How much of an impact do you feel that what you learned at Tamarack has been to who you are, and where you are, today?
Getting into recovery and four weeks of AFM was an introduction, but Tamarack made me begin to deal with my issues. Counselling in Tamarack was the first time I ever let people behind my walls. Acute therapy is different than an Anonymous program, and significantly more useful than the “starter pack” that shorter programs offer.

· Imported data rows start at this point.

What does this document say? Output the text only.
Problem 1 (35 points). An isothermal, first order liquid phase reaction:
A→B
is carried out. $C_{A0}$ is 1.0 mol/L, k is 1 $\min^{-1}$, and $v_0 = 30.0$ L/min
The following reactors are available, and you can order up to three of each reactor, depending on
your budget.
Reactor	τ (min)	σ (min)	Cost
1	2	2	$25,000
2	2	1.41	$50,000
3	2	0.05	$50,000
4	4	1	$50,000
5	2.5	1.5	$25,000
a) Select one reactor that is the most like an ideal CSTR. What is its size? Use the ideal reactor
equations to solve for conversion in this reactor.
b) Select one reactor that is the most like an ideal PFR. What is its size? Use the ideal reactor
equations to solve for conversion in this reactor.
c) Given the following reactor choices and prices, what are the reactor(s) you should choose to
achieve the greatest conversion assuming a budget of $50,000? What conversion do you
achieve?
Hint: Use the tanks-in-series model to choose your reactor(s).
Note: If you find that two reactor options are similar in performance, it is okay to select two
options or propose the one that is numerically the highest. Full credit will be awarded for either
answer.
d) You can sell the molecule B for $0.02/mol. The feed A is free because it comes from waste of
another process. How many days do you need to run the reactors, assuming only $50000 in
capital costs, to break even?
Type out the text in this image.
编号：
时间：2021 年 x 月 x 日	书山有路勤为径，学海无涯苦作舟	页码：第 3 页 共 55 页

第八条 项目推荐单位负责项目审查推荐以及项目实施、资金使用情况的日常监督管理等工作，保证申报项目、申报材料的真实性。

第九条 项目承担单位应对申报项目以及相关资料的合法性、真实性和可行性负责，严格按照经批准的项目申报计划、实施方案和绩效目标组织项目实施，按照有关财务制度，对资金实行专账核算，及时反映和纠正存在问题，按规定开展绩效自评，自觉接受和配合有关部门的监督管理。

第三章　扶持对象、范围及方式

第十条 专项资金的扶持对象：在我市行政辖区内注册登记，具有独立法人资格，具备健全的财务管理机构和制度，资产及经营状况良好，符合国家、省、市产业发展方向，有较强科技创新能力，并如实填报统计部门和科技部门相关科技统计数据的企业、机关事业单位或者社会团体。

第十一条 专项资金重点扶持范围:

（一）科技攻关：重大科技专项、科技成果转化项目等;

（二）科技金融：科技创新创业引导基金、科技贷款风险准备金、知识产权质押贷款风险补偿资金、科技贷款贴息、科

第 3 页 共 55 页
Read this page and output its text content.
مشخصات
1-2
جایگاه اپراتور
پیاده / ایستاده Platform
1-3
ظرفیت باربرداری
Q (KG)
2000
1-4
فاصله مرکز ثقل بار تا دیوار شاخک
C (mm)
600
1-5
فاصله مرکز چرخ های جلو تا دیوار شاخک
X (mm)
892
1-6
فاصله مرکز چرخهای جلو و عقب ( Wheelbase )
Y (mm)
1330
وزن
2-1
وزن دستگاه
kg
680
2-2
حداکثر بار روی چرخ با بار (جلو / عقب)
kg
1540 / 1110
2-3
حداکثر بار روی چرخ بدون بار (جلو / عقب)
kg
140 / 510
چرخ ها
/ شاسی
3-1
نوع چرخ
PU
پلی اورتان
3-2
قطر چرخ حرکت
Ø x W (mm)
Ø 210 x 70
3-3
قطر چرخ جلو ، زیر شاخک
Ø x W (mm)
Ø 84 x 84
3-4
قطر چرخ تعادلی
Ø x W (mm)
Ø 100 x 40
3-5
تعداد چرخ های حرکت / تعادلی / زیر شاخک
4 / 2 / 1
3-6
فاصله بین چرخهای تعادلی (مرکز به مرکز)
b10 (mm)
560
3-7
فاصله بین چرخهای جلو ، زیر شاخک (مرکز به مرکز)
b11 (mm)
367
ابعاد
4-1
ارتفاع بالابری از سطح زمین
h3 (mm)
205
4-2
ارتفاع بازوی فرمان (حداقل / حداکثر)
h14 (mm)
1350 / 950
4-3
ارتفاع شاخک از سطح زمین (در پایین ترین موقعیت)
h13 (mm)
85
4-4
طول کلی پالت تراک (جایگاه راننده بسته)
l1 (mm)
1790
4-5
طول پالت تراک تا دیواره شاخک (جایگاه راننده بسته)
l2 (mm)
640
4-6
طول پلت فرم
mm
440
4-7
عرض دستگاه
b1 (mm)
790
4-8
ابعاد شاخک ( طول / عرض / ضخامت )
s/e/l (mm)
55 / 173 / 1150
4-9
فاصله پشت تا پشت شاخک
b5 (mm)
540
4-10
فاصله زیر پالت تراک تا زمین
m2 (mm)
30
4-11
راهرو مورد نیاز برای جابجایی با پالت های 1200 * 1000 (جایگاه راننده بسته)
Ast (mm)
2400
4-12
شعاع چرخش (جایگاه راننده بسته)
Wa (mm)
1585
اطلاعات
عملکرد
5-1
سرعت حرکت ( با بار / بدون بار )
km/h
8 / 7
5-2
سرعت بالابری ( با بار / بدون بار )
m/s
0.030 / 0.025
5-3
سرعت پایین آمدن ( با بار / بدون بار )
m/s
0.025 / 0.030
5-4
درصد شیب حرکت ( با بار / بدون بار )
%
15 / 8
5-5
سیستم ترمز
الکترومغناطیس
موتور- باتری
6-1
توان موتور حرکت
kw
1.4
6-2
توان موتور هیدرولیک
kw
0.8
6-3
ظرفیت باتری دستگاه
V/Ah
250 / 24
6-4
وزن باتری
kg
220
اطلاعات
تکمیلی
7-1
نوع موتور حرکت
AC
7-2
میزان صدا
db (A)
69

Whenever I speak about Tamarack, I say “Tamarack saved my life”. It isn’t that simple, but two months of intense rehabilitation with an outstanding staff was paramount for everything that came after it. Aftercare is a great support and anchor – it doesn’t stop at the sixty day mark. I wish I used more of the post-intake services, actually. It is simply a privilege to go through Tamarack. It is unfortunate that not everyone can enroll in such a program, but I believe relapse rates would be much smaller if everyone could.

What is your approach and attitude towards life, and how much did Tamarack play into that?
My best days are when I take opportunities as they are presented rather than saying no for whatever reason. I don’t want to stagnate; I want to continue to get stronger holistically. I try not to restrict myself and plan as little as responsibly possible, living life not just day to day, but moment to moment. I rarely think about the past anymore and sometime around turning 25 years old, my “existential crisis” ended – the future is friendly. If you’ve ever seen the movie “Yes Man”, my attitude is a tamer version of that. If there’s no good reason to say no to something, I try not to turn down opportunities. In hindsight, Tamarack taught me to cope with the past and present, and gave me the skills to plan without fixating on the future. Tamarack instilled optimism in me. I found my higher power in Tamarack – and that’s priceless.